Une étude très médiatisée a fait la une des journaux en 2023, affirmant que le système scientifique et d’innovation produit de moins en moins de connaissances totalement nouvelles. Des chercheurs de l'Université de Bâle réfutent désormais cette affirmation, du moins en ce qui concerne les brevets :elle repose sur une erreur de mesure.
La découverte de l’ARNm dans les années 1960 a été révolutionnaire. Soudain, des découvertes complètement nouvelles ont marqué le début de nouveaux développements. Ce type de découverte est qualifié de « perturbateur ». En revanche, les résultats de la recherche se « consolident » lorsqu’ils s’appuient sur les connaissances existantes. Ils sont également importants, comme le montre l’exemple des vaccins à ARNm qui ont contribué à surmonter la pandémie de COVID-19, mais ils n’auraient pas existé sans le travail de base préalable sur l’ARNm.
Les deux types de découverte sont donc nécessaires :perturbatrice et consolidatrice.

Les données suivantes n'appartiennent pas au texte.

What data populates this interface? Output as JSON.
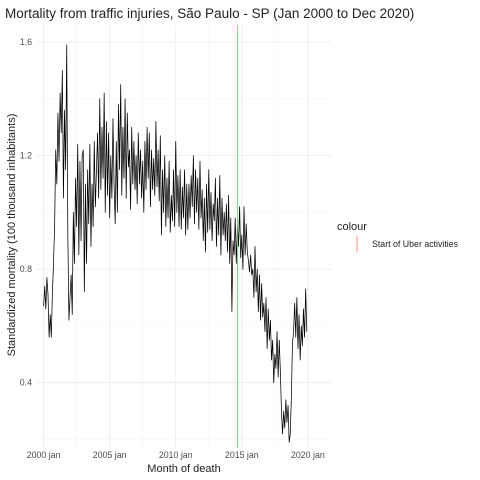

Cependant, une étude publiée dans la revue Nature en 2023 affirme que cette relation est désormais déséquilibrée, ce qui signifie que le système d'innovation scientifique produit de moins en moins de découvertes révolutionnaires.
Pour la Nature Dans cette étude, des chercheurs américains ont analysé des millions de publications scientifiques des années 1945-2010 et des brevets des années 1976-2010 à l’aide de l’index CD. Cet indice attribue des valeurs comprises entre 1 (totalement perturbateur) et -1 (totalement consolidant). La notation est basée sur la mesure dans laquelle un travail scientifique ou un brevet donné est cité avec d'autres travaux antérieurs.

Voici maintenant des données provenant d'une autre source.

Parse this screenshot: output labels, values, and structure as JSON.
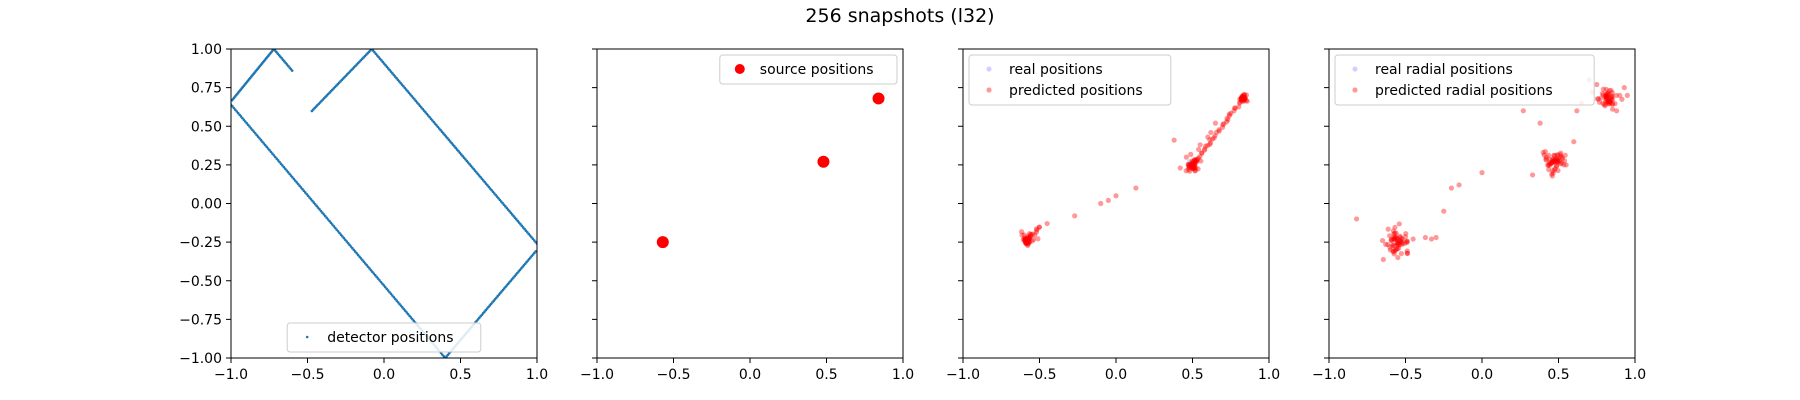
{
  "figure": {
    "title": "256 snapshots (l32)"
  },
  "axis_ticks": {
    "x": [
      {
        "v": -1.0,
        "t": "−1.0"
      },
      {
        "v": -0.5,
        "t": "−0.5"
      },
      {
        "v": 0.0,
        "t": "0.0"
      },
      {
        "v": 0.5,
        "t": "0.5"
      },
      {
        "v": 1.0,
        "t": "1.0"
      }
    ],
    "y": [
      {
        "v": 1.0,
        "t": "1.00"
      },
      {
        "v": 0.75,
        "t": "0.75"
      },
      {
        "v": 0.5,
        "t": "0.50"
      },
      {
        "v": 0.25,
        "t": "0.25"
      },
      {
        "v": 0.0,
        "t": "0.00"
      },
      {
        "v": -0.25,
        "t": "−0.25"
      },
      {
        "v": -0.5,
        "t": "−0.50"
      },
      {
        "v": -0.75,
        "t": "−0.75"
      },
      {
        "v": -1.0,
        "t": "−1.00"
      }
    ]
  },
  "chart_data": [
    {
      "type": "scatter",
      "xlim": [
        -1,
        1
      ],
      "ylim": [
        -1,
        1
      ],
      "legend_position": "lower-center",
      "series": [
        {
          "name": "detector positions",
          "color": "#1f77b4",
          "marker": "small-dot",
          "path": [
            [
              -0.6,
              0.86
            ],
            [
              -0.72,
              1.0
            ],
            [
              -1.0,
              0.66
            ],
            [
              -1.0,
              0.64
            ],
            [
              0.4,
              -1.0
            ],
            [
              1.0,
              -0.3
            ],
            [
              1.0,
              -0.26
            ],
            [
              -0.08,
              1.0
            ],
            [
              -0.48,
              0.59
            ]
          ],
          "points_per_segment": [
            14,
            40,
            0,
            150,
            70,
            0,
            120,
            45
          ]
        }
      ]
    },
    {
      "type": "scatter",
      "xlim": [
        -1,
        1
      ],
      "ylim": [
        -1,
        1
      ],
      "legend_position": "upper-right",
      "series": [
        {
          "name": "source positions",
          "color": "#ff0000",
          "marker": "large-dot",
          "points": [
            [
              -0.57,
              -0.25
            ],
            [
              0.48,
              0.27
            ],
            [
              0.84,
              0.68
            ]
          ]
        }
      ]
    },
    {
      "type": "scatter",
      "xlim": [
        -1,
        1
      ],
      "ylim": [
        -1,
        1
      ],
      "legend_position": "upper-left",
      "series": [
        {
          "name": "real positions",
          "color": "#0000ff",
          "marker": "dot",
          "points": [
            [
              -0.58,
              -0.26
            ],
            [
              -0.57,
              -0.25
            ],
            [
              0.48,
              0.27
            ],
            [
              0.49,
              0.26
            ],
            [
              0.84,
              0.68
            ],
            [
              0.83,
              0.67
            ]
          ]
        },
        {
          "name": "predicted positions",
          "color": "#ff0000",
          "marker": "dot",
          "clusters": [
            {
              "c": [
                -0.58,
                -0.235
              ],
              "spread": 0.018,
              "n": 45
            },
            {
              "c": [
                0.5,
                0.245
              ],
              "spread": 0.022,
              "n": 45
            },
            {
              "c": [
                0.83,
                0.68
              ],
              "spread": 0.012,
              "n": 35
            }
          ],
          "trails": [
            {
              "from": [
                -0.57,
                -0.23
              ],
              "to": [
                -0.5,
                -0.15
              ],
              "n": 10
            },
            {
              "from": [
                0.52,
                0.27
              ],
              "to": [
                0.83,
                0.68
              ],
              "n": 35
            }
          ],
          "points": [
            [
              -0.45,
              -0.13
            ],
            [
              -0.27,
              -0.08
            ],
            [
              -0.1,
              0.0
            ],
            [
              -0.05,
              0.02
            ],
            [
              0.0,
              0.05
            ],
            [
              0.13,
              0.1
            ],
            [
              0.38,
              0.41
            ],
            [
              0.42,
              0.23
            ],
            [
              0.46,
              0.3
            ],
            [
              0.54,
              0.35
            ],
            [
              0.55,
              0.38
            ],
            [
              0.6,
              0.43
            ],
            [
              0.62,
              0.46
            ],
            [
              0.65,
              0.52
            ]
          ]
        }
      ]
    },
    {
      "type": "scatter",
      "xlim": [
        -1,
        1
      ],
      "ylim": [
        -1,
        1
      ],
      "legend_position": "upper-left",
      "series": [
        {
          "name": "real radial positions",
          "color": "#0000ff",
          "marker": "dot",
          "points": [
            [
              -0.55,
              -0.25
            ],
            [
              -0.54,
              -0.24
            ],
            [
              0.48,
              0.27
            ],
            [
              0.49,
              0.28
            ],
            [
              0.83,
              0.68
            ],
            [
              0.82,
              0.67
            ]
          ]
        },
        {
          "name": "predicted radial positions",
          "color": "#ff0000",
          "marker": "dot",
          "clusters": [
            {
              "c": [
                -0.55,
                -0.24
              ],
              "spread": 0.035,
              "n": 60
            },
            {
              "c": [
                0.48,
                0.27
              ],
              "spread": 0.035,
              "n": 55
            },
            {
              "c": [
                0.82,
                0.68
              ],
              "spread": 0.03,
              "n": 50
            }
          ],
          "points": [
            [
              -0.82,
              -0.1
            ],
            [
              -0.65,
              -0.24
            ],
            [
              -0.6,
              -0.3
            ],
            [
              -0.55,
              -0.35
            ],
            [
              -0.45,
              -0.23
            ],
            [
              -0.37,
              -0.22
            ],
            [
              -0.33,
              -0.23
            ],
            [
              -0.3,
              -0.22
            ],
            [
              -0.25,
              -0.05
            ],
            [
              -0.2,
              0.1
            ],
            [
              -0.15,
              0.12
            ],
            [
              0.0,
              0.2
            ],
            [
              0.27,
              0.6
            ],
            [
              0.38,
              0.52
            ],
            [
              0.4,
              0.33
            ],
            [
              0.42,
              0.3
            ],
            [
              0.55,
              0.25
            ],
            [
              0.6,
              0.4
            ],
            [
              0.62,
              0.6
            ],
            [
              0.65,
              0.65
            ],
            [
              0.7,
              0.8
            ],
            [
              0.72,
              0.72
            ],
            [
              0.75,
              0.77
            ],
            [
              0.9,
              0.7
            ],
            [
              0.95,
              0.7
            ],
            [
              0.93,
              0.75
            ],
            [
              0.88,
              0.6
            ]
          ]
        }
      ]
    }
  ]
}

Pour un brevet, cela signifie ce qui suit :si les brevets ultérieurs citent uniquement ce brevet (appelons-le brevet C), mais pas les brevets antérieurs au brevet C, le brevet C est classé comme perturbateur et représente le début d'un flux de citations, pour ainsi dire. .
En revanche, le brevet C en question fait partie de la catégorie « consolidante » si les brevets ultérieurs (D, E, F) citent également des brevets antérieurs (A, B), ce qui signifie que le brevet C n'est pas entièrement nouveau.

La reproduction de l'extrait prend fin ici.